Does Aumann make an implicit assumption that we agree on all possible values of P(evidence | model); if so, is that a safe assumption to make even in normal applications? (Granted, the assumptions of “common priors” and “Bayesian rationalists” are unsafe, so this might not cost much.)
I don’t think Aumann’s agreement theorem is the problem here.
What does it mean for QI to be true or false? What would you expect to happen differently? Certainly, whether or not QI is true, the only outcome you can observe is surviving, so I don’t see how you’re updating your belief.
If QI is true, I expect to observe myself surviving. If QI is false, I expect not to be able to observe anything. I don’t know exactly what that means, but I don’t feel like this confusion is the problem. I think that surviving thousand-to-one odds must be strong evidence that I am somehow immortal (if you disagree, we can make it 3^^^^3-to-one), and QI is the only form of immortality that I currently assign non-neglible probability to.
I briefly thought that this made QI a somehow priveleged hypothesis, because I can’t observe the strongest evidence against it (my death). But I don’t think that’s the case, because there are other observations that would reduce my belief in QI. For example, if wavefunction collapse turns out to be a thing, I understand that would make QI much less likely. (But I don’t actually know quantum mechanics beyond Eliezer’s sequence, so the actual observations would be along the lines of “people who know QM saying that QI is incompatible with other observations that have been made, and appearing to know what they’re talking about”.)
If QI is true, you still don’t observe anything in 1023/1024 of all worlds. Nothing makes the 1-in-1024 event happen in any case, you just happen to only wake up in the situation where you legitimately get to be surprised about it happening.
If QI is true then my probability of observing myself survive is 1. That’s pretty much what QI is. It is true that most of my measure does not survive, but I don’t think it’s relevant in this case.
In 1023/1024 worlds your observer doesn’t update on QI, and neither do you.

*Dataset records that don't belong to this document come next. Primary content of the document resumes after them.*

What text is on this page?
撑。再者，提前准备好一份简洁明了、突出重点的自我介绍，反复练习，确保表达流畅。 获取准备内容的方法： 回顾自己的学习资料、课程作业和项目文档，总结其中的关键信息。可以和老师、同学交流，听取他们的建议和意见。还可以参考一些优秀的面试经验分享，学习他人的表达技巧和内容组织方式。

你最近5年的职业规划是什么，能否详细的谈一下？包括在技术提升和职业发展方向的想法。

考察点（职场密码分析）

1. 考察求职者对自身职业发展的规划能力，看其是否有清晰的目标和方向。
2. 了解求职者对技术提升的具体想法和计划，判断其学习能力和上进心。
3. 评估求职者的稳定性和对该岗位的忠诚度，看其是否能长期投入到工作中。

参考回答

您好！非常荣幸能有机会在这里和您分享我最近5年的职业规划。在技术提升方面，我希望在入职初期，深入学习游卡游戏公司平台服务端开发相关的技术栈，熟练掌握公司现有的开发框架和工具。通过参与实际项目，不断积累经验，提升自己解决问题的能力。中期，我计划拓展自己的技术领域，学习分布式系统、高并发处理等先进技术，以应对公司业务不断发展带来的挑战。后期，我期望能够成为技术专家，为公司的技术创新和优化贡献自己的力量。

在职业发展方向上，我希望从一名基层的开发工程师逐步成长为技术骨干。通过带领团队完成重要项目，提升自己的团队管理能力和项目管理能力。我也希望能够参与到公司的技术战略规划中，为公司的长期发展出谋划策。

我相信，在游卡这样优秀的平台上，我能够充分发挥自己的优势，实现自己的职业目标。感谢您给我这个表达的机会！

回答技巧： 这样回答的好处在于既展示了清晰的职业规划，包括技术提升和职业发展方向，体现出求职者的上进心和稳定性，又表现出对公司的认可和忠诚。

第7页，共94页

In 1/1024 worlds, you update on QI and so does the version of the person you interact with. ;)
The person watching me gives 1/1024 chance of my survival, regardless of whether QI is true or false. So if I survive, he does not update his belief in QI.
(That said, if I observed a 1/3^^^^3 probability, that might well increase my belief in MWI (I’m not sure if it should do, but it would be along the lines of “there’s no way I would have observed that unless all possible outcomes were observed by some part of my total measure”). And I’m not sure how MWI could be true but QI false, so it would also increase my belief in QI.
So maybe 1/1024 would do the same, but certainly not to anything like the same extent as personally surviving those odds.)